Although EVA does not provide quality control information for all 16,484,194 EVA-derived SNPs, we checked all markers with P values and found 5,264,880 SNPs that were shared with EVA, among which those with better reliability (P > 0.01) occupy 80.35%, a proportion obviously lower than that of the remaining markers (93.98%), suggesting that the quality of SNPs derived from literature and our pipeline is higher than that of EVA.

Usage Notes

We created the FishSNP database to enhance the intuitive and efficient utilization of SNP data. FishSNP encompasses four primary functions for retrieving SNP information: search, browse, annotate, and download (Fig. 2). Users can search and visualize SNP data in various formats, and new SNP data can be subject to be annotated and uploaded to the database.

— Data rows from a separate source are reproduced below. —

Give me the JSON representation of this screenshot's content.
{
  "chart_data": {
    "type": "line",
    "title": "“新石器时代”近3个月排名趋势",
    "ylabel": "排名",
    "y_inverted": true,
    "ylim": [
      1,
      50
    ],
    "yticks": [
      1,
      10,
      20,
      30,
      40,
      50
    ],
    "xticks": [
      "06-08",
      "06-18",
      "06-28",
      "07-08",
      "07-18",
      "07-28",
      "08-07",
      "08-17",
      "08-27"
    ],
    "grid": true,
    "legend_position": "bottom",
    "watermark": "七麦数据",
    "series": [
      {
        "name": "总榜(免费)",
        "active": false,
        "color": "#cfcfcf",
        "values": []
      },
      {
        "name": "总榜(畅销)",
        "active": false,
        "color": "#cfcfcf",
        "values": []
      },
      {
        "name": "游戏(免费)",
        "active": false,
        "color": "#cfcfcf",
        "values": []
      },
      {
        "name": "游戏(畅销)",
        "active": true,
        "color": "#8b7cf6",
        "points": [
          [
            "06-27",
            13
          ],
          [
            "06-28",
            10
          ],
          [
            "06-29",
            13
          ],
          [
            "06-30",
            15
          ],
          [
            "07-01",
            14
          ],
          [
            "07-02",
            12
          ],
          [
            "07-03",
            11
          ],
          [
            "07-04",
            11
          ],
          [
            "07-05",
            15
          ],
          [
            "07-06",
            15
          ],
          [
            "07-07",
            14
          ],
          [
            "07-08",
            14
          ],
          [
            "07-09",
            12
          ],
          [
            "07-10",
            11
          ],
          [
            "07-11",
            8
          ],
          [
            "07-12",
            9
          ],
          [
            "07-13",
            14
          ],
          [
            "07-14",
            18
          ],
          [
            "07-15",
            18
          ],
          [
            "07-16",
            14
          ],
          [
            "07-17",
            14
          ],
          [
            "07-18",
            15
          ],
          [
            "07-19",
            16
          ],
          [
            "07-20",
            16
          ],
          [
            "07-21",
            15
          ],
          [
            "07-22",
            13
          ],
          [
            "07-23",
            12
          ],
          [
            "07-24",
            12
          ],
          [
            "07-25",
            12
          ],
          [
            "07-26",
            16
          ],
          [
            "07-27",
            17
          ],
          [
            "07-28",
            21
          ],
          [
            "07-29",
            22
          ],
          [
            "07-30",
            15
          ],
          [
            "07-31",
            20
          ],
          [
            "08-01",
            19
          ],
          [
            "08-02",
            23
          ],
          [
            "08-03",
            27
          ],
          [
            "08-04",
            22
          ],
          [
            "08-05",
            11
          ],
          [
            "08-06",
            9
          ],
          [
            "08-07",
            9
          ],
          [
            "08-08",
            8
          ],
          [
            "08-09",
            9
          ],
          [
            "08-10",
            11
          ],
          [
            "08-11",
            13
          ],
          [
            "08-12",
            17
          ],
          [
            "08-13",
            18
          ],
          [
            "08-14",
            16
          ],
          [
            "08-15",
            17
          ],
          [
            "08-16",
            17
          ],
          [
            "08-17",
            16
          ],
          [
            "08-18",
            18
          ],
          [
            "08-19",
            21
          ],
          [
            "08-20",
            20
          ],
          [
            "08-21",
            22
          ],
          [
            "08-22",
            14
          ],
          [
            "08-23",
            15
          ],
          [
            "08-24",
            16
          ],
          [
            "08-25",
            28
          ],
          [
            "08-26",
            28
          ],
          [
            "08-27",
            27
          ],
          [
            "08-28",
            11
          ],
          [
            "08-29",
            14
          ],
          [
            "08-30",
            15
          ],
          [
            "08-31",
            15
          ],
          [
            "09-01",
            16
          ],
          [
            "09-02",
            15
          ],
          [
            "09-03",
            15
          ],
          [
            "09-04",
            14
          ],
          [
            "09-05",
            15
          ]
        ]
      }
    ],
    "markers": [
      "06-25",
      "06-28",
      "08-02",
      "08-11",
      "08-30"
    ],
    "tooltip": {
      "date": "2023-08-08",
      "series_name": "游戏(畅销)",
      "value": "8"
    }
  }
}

Detailed instructions on how to use these features are available on the “Help” page of the website.

Fig. 2
figure 2

Screenshot of the homepage of the FishSNP database.

The datasets, which include essential information for each SNP, as well as the P value from the population test, are provided in a VCF format, with detailed explanations of the test results at the beginning of each file. In addition, we have mapped the SNP data to various available genome versions and made them accessible through separate folders under each species, allowing users to select and utilize the data according to their specific needs.